Art. 217 – É dever do Estado fomentar práticas desportivas formais e não-formais, como direito de cada um, observados:
§ 1º – O Poder Judiciário só admitirá ações relativas à disciplina e às competições desportivas após esgotarem-se as instâncias da justiça desportiva, regulada em lei.
§ 2º – A justiça desportiva terá o prazo máximo de sessenta dias, contados da instauração do processo, para proferir decisão final.
§ 3º – O Poder Público incentivará o lazer, como forma de promoção social.
I – a autonomia das entidades desportivas dirigentes e associações, quanto a sua organização e funcionamento;
II – a destinação de recursos públicos para a promoção prioritária do desporto educacional e, em casos específicos, para a do desporto de alto rendimento;
III – o tratamento diferenciado para o desporto profissional e o não- profissional;
IV – a proteção e o incentivo às manifestações desportivas de criação nacional.Constituição 1988 – Acesso em 28/02/2026
O Artigo 217 da Constituição Federal de 1988 estabelece o dever do Estado de fomentar práticas desportivas, tanto formais quanto não-formais, reconhecendo-as como um direito fundamental.

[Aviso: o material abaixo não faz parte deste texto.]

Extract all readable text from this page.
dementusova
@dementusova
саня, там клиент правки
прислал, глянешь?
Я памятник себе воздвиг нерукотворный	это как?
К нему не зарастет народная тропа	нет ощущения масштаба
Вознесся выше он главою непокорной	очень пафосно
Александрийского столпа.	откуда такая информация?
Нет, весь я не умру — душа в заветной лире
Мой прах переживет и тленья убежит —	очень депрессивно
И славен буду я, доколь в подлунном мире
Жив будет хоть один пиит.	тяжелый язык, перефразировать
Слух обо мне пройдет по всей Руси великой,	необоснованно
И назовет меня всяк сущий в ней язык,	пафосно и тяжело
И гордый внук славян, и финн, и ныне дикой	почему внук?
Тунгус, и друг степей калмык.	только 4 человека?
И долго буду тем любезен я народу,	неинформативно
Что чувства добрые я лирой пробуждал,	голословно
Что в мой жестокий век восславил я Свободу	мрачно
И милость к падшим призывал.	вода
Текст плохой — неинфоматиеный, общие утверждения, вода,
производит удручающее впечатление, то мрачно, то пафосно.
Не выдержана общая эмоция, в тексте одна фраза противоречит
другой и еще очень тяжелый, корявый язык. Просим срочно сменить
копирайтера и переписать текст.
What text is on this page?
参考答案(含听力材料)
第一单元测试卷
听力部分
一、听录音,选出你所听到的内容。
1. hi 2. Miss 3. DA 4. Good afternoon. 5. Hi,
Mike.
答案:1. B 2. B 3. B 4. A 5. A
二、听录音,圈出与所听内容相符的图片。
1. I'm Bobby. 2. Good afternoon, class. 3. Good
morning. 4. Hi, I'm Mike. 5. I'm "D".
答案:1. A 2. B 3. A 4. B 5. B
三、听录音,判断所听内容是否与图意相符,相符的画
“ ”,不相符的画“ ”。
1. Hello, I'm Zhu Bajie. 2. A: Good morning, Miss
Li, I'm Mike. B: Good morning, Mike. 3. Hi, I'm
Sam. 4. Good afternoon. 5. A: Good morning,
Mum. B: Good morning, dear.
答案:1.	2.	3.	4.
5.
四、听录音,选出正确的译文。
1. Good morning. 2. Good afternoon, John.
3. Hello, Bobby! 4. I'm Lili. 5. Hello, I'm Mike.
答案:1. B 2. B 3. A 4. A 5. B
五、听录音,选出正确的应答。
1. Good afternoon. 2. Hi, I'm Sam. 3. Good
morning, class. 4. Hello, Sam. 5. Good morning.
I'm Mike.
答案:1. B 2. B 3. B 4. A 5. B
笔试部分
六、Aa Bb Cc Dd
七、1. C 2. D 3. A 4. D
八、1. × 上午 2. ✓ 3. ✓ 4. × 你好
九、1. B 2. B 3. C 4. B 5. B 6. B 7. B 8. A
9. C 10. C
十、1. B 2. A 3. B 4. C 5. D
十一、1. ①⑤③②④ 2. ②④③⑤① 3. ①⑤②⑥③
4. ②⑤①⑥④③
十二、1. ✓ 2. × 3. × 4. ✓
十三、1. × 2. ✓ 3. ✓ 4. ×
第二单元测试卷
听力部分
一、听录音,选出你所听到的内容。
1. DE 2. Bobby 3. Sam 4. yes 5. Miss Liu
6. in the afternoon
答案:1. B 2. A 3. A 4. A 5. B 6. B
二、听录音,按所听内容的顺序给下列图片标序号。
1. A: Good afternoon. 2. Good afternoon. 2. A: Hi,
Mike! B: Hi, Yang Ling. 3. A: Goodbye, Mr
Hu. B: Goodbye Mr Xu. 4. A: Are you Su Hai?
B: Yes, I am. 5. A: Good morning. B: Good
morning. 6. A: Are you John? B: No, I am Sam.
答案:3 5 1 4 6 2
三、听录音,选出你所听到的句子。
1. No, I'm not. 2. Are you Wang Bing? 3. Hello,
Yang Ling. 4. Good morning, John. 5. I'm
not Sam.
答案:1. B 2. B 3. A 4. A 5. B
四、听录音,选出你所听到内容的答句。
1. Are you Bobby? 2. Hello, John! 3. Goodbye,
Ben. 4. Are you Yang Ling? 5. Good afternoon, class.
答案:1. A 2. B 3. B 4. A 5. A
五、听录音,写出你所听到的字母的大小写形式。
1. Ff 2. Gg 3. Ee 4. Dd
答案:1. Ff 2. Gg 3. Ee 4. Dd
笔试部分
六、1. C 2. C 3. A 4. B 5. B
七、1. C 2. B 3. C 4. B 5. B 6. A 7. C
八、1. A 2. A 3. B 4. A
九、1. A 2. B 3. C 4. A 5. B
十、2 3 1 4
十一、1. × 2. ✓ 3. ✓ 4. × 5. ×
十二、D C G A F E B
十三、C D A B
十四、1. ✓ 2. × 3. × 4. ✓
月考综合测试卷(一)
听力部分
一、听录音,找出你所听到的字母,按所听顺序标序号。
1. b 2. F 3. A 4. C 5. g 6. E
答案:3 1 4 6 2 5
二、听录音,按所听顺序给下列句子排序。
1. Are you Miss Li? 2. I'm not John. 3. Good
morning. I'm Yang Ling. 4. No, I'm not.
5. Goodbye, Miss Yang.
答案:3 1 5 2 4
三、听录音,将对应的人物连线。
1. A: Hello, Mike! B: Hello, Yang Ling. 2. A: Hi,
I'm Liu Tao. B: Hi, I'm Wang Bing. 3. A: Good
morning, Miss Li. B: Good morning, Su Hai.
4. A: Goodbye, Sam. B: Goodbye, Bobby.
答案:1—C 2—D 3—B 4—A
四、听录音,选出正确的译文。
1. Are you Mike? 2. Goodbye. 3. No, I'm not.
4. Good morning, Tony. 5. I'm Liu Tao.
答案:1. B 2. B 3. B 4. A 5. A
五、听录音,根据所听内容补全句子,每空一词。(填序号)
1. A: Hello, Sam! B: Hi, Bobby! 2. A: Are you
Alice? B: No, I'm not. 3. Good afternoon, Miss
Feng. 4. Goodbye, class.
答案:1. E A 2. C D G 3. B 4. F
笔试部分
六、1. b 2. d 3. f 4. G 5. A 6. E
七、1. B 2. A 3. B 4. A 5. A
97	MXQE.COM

Este dispositivo insere o desporto no rol dos direitos sociais, alinhando-se à perspectiva de promoção da dignidade da pessoa humana e do bem-estar social. A norma não se limita a uma mera declaração de intenções, mas impõe ao Poder Público uma obrigação de fazer, com diretrizes específicas para sua concretização.
Os incisos do artigo detalham as balizas para esse fomento estatal. O inciso I garante a autonomia das entidades desportivas dirigentes e associações, um pilar essencial para a organização e funcionamento do desporto, evitando ingerências indevidas do Estado. Já o inciso II prioriza a destinação de recursos públicos para o desporto educacional, reservando o alto rendimento para casos específicos, o que reflete uma preocupação com a base e a formação cidadã. O inciso III prevê tratamento diferenciado entre o desporto profissional e o não-profissional, reconhecendo suas distintas naturezas e necessidades regulatórias. Por fim, o inciso IV visa proteger e incentivar as manifestações desportivas de criação nacional, valorizando a cultura e a identidade brasileiras no cenário esportivo.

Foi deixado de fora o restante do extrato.